Children love unconditionally. This I believe. No matter how bad I felt that day, no matter how crabby I may have been, those kids — my kids — did not care. Just because I did not score as well as expected on a calculus test did not mean that I did not deserve a sloppy jelly kiss. Getting a speeding ticket did not mean that I could no longer race cars along the racetrack rug. Not making the budget in student council did not mean that I was unworthy of a bear hug that knocked the wind out of me.
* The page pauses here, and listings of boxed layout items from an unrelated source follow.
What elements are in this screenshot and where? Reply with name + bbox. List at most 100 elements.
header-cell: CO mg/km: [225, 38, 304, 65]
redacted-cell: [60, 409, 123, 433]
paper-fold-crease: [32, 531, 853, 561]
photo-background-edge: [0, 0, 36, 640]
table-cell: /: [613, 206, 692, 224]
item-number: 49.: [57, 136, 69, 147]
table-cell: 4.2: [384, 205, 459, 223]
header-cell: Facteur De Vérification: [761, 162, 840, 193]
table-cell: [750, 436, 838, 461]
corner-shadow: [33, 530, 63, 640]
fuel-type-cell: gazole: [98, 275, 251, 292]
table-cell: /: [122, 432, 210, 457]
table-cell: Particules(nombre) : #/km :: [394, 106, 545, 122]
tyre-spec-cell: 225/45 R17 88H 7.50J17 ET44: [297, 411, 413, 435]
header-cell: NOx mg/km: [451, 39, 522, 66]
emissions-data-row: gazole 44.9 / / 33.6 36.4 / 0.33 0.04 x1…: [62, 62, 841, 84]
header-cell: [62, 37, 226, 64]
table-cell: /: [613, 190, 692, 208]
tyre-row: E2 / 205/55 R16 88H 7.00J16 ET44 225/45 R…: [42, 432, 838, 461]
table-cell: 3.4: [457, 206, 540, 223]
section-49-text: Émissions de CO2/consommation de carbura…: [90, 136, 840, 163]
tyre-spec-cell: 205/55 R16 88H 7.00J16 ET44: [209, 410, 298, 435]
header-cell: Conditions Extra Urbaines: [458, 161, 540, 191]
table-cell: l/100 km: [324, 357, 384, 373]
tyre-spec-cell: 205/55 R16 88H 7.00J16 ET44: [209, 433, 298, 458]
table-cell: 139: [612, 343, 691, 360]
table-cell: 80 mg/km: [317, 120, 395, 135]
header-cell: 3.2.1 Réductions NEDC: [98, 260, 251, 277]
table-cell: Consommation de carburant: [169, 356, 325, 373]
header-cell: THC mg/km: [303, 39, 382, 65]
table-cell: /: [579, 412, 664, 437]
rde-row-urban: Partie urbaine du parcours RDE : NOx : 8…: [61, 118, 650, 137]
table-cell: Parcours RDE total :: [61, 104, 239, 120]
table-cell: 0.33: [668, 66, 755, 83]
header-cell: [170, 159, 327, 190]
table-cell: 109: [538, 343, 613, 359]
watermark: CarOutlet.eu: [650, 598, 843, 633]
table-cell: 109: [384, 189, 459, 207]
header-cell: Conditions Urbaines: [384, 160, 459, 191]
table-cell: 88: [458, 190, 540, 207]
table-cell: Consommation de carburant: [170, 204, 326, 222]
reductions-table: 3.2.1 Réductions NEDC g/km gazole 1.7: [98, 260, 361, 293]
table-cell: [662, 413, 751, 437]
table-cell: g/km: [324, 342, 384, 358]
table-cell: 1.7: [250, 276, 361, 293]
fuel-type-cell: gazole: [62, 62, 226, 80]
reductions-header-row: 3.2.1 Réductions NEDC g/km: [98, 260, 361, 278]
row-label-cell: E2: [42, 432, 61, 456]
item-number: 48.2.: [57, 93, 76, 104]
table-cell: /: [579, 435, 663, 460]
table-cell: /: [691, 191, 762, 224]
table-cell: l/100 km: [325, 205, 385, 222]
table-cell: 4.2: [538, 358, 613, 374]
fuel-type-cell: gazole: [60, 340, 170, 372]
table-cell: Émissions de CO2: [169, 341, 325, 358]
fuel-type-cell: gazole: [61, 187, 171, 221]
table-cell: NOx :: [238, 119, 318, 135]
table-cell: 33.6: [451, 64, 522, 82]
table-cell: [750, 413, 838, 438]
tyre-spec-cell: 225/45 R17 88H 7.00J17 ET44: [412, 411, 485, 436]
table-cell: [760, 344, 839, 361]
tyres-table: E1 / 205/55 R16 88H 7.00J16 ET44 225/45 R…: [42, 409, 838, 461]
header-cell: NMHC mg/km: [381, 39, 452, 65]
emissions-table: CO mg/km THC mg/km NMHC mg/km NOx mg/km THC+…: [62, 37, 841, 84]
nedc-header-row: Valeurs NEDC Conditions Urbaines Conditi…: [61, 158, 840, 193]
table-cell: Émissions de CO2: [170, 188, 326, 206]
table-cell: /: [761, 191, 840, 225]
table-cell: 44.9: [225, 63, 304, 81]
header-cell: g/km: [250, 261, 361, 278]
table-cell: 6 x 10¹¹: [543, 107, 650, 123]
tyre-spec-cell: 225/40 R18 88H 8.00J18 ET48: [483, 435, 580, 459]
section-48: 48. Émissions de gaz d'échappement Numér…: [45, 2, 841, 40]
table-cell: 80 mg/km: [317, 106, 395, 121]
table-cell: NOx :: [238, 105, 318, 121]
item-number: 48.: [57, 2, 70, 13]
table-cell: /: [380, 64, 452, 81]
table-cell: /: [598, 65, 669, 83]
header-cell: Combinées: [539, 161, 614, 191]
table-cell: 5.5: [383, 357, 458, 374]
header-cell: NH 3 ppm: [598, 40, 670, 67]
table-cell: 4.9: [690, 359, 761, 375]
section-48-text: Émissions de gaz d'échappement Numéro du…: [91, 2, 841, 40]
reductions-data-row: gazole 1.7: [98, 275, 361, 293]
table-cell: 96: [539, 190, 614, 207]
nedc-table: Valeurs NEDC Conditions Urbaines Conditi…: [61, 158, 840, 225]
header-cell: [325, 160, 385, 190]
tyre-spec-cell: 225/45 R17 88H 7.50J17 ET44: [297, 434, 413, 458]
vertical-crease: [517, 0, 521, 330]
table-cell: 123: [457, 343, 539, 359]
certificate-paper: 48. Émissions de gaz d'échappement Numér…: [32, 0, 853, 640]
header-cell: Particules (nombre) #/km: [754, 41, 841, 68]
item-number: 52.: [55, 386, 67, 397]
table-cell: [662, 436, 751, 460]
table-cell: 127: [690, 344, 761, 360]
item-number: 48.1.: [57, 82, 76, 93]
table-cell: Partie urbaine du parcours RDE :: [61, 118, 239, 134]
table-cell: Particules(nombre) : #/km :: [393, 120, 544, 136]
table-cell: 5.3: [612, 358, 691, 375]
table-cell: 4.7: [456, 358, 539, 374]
One day, after a long day of work, the kids were all reading quietly while I was attempting to clean their computer lab and conflict mediate at the same time. Beginning to feel frustrated and somewhat irritated at the kids, I re-shelved picture books with a vigor that would make a librarian envious. In the middle of my mutterings, I almost lost Trevor’s quiet voice calling me. “Miss Tie-ya?” I heard. Expecting to hear him ask to go to the bathroom for the fourth time that evening, I instead heard the five words that made everything — the horror stories from the bathroom, the complaints from parents and my bosses — worth it.
“Miss Tie-ya, I love ya”
Their innocence overwhelms me, their kindness inspires me, and their unconditional love is something that I strive for each and every day. This, I believe.